As Jaynes' summarizes in Chapter 15 of Probability: The Logic of Science:

[P]aradoxes caused by careless dealing with infinite sets or limits can be mass-produced by the following simple procedure:

(1) Start from a mathematically well-defined situation, such as a finite set, a normalized probability distribution, or a convergent integral, where everything is well-behaved and there is no question about what is the correct solution.

(2) Pass to a limit – infinite magnitude, infinite set, zero measure, improper pdf, or some other kind – without specifying how the limit is approached.

(3) Ask a question whose answer depends on how the limit was approached.

In principal I agree, although in practice there are other mitigating factors which means it doesn't seem to be that relevant.

This is partly because the 10^52 number is not very robust. In particular, once you start postulating such large numbers of future people I think you have to take the simulation hypothesis much more seriously, so that the large size of the far future may in fact be illusory.
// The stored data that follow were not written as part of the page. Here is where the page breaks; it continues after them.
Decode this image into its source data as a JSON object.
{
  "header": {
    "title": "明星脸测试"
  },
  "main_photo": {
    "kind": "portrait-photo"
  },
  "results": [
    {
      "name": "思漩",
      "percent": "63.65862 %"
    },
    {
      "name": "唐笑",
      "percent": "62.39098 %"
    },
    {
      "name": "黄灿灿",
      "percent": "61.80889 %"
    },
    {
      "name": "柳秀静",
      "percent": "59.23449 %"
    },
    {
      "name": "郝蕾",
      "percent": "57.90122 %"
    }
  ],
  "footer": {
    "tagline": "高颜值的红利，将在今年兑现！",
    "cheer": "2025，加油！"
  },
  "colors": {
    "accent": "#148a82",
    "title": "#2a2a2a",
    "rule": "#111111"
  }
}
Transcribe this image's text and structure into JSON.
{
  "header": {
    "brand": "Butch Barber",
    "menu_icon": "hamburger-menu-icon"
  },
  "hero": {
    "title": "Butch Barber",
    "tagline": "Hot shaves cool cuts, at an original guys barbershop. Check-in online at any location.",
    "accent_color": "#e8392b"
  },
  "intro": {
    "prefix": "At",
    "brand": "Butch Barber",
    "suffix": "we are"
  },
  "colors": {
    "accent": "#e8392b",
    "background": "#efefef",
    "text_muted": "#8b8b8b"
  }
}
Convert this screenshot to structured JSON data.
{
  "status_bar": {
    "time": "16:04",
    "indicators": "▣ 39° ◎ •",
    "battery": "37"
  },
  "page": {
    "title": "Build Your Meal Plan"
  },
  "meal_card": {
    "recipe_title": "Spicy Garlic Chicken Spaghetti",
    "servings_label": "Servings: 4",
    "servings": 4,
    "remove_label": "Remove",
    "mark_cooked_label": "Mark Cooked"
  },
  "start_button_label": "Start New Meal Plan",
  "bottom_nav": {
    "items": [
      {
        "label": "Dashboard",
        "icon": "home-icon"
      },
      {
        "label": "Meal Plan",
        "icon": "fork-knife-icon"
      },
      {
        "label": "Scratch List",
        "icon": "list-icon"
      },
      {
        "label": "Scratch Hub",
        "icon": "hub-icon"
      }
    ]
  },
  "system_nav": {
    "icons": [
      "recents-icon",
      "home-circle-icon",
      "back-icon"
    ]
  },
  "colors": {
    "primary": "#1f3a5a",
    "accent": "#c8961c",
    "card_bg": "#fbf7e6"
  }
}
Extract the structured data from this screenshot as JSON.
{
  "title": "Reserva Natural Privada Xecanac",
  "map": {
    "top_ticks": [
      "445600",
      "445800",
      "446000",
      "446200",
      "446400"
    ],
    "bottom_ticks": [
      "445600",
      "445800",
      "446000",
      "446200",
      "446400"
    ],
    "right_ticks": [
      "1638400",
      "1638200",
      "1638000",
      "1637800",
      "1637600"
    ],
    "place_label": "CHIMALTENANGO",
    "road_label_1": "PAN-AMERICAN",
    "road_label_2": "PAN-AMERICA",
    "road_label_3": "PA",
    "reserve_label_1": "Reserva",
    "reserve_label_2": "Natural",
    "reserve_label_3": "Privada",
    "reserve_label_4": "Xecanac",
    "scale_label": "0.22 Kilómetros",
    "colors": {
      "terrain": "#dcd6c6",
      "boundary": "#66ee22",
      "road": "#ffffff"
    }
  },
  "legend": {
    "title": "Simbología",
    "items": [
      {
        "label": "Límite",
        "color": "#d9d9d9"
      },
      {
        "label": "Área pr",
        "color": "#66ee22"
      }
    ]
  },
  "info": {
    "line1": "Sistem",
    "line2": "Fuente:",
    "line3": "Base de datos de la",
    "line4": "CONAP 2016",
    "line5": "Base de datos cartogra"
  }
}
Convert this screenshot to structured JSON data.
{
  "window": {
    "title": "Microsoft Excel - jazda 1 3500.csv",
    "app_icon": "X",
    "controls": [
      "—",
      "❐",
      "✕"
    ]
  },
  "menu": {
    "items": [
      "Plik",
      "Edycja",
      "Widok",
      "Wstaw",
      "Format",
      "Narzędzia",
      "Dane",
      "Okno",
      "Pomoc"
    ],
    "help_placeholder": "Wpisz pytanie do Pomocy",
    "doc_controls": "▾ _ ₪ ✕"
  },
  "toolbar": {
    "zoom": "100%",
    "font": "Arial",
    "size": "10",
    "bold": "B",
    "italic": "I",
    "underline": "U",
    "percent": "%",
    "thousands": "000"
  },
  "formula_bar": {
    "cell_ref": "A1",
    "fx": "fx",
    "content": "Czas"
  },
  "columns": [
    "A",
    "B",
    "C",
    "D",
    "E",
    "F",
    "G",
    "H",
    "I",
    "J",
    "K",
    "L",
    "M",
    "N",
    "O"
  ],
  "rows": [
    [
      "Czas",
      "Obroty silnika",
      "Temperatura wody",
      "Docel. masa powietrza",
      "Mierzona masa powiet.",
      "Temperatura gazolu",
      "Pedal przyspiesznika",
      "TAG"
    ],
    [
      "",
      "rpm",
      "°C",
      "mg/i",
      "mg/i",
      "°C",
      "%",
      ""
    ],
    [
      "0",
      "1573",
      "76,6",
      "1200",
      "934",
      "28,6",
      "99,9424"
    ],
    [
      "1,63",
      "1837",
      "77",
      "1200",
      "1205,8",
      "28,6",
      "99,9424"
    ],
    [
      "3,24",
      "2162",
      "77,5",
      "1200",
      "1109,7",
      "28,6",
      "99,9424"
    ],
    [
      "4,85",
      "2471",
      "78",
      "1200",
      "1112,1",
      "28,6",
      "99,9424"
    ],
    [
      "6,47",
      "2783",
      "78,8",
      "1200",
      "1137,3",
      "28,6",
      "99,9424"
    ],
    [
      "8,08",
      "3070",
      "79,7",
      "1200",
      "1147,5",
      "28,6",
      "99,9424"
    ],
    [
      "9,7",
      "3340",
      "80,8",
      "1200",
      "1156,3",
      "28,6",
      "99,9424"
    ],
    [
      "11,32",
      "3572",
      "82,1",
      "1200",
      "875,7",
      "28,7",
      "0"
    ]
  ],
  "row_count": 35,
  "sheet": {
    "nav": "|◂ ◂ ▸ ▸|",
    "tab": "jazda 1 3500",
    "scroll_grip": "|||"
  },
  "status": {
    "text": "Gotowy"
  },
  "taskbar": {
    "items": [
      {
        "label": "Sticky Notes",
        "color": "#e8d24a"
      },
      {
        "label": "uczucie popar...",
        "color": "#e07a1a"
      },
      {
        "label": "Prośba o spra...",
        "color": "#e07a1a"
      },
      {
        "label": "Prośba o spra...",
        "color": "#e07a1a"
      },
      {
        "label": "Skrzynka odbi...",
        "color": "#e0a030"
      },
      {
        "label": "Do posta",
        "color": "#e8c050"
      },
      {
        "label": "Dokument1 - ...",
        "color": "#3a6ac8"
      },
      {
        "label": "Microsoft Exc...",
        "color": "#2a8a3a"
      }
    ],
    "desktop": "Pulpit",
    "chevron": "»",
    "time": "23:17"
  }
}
But even on a more mundane level we should probably worry that achieving 10^52 happy lives might be much harder than it looks.

It is partly also because at a practical level the interventions long-termists consider don't rely on the possibility of 10^52 future lives, but are good even over just the next few hundred years. I am not aware of many things that have smaller impacts and yet still remain robustly positive, such that we would only pursue them due to the 10^52 future lives. This is essentially for the reasons that asolomonr gives in their comment.

Attempts to reject fanatacism necessarily lead to major theoretical problems, as described for instance here and here.

However, questions about fanatacism are not that relevant for most questions about x-risk. The x-risks of greatest concern to most long-termists (AI risk, bioweapons, nuclear weapons, climate change) all have reasonable odds of occurring within the next century or so, and even if we care only about humans living in the next century or so we would find that these are valuable to prevent. This is mostly a consequence of the huge number of people alive today.